([a.]) Nouns; G. eri, boni, preti. D. cani, ero, malo. L. domi, heri. Ab. levi, manu, domo, bona, fide. Plural: N. fores, viri. D., Ab. bonis. Ac. foris, viros, bonas. (b.) Verbs: eo, volo, ago; ero, dabo; vides; loces; voles; dedi, dedin; roga, veni; later poets sometimes retain cave, vale, and vide. The vowel may also be shortened when -n ([1503]) is added and s is dropped before -n ([170, 2]): rogan, abin; viden is also retained by later poets.
([2.]) In a few pyrrhic words (⏑ ⏑) in -i, which were originally iambic (⏑ –), the poets in all periods retained final -ī at pleasure: these are,
mihī̆, tibī̆, sibī̆; ibī̆, ubī̆; also alicubī̆. The i of bi is always short in nēcubi and sīcubi, and usually in ubinam, ubivīs, and ubicumque; ibidem is used by the dramatists, ibīdem in hexameter. ubīque has always ī.
[130]. The following instances show that this law operated in prose speech also:
([1.]) In iambic words of the ā- declension ([432]) the final -ā of the nominative singular was shortened; hence *equā became equa, mare. From these iambic words short final -a spread so that all stems in -ā- shorten the final ā of the nom. sg. ([434]).
([2.]) The final -a in the nominative plural of neuter nouns of the o- declension ([446]), which appears in trīgintā, thirty, was likewise shortened, first in iambic words like iuga, yokes, bona, goods, then everywhere ([461]).
([3.]) This law explains the short final vowel in homo ([2442]) by the side of sermō ([2437, c]) and similar cases, like the adverbs modo, cito ([2442]), bene, male ([2440]). In the same way arose the short final o of the first person in conjugation ([2443]): as, volo, dabo, dīxero by the side of scrībō; so also viden for vidēn ([129, 1]; [170, 2]).

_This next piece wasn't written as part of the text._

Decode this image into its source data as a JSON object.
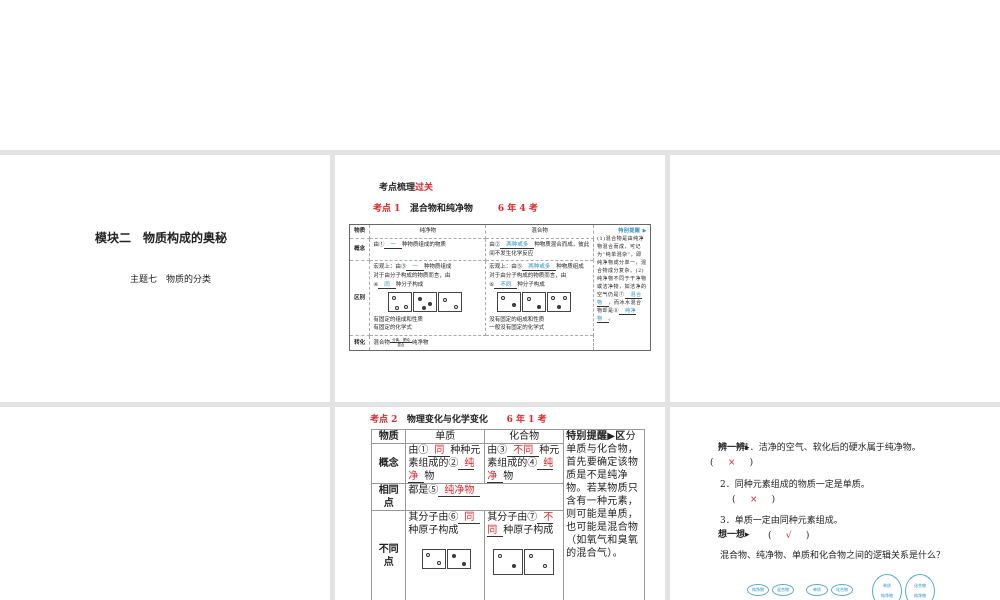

([4.]) Of imperatives only puta, used adverbially ([2438, c]), ave, have ([805]; Quint. i, 6, 21; but Martial scans havē) as a salutation and cave, used as an auxiliary ([1711]), show the short final vowel in classical Latin. Elsewhere the long vowel has been restored, as amā, monē ([845]).
([5.]) According to this rule calēfaciō, malēdīcō changed to calefaciō, maledīcō.
[131]. A long final vowel is shortened when an enclitic is added to the word: as siquidem from sī; quoque from quō.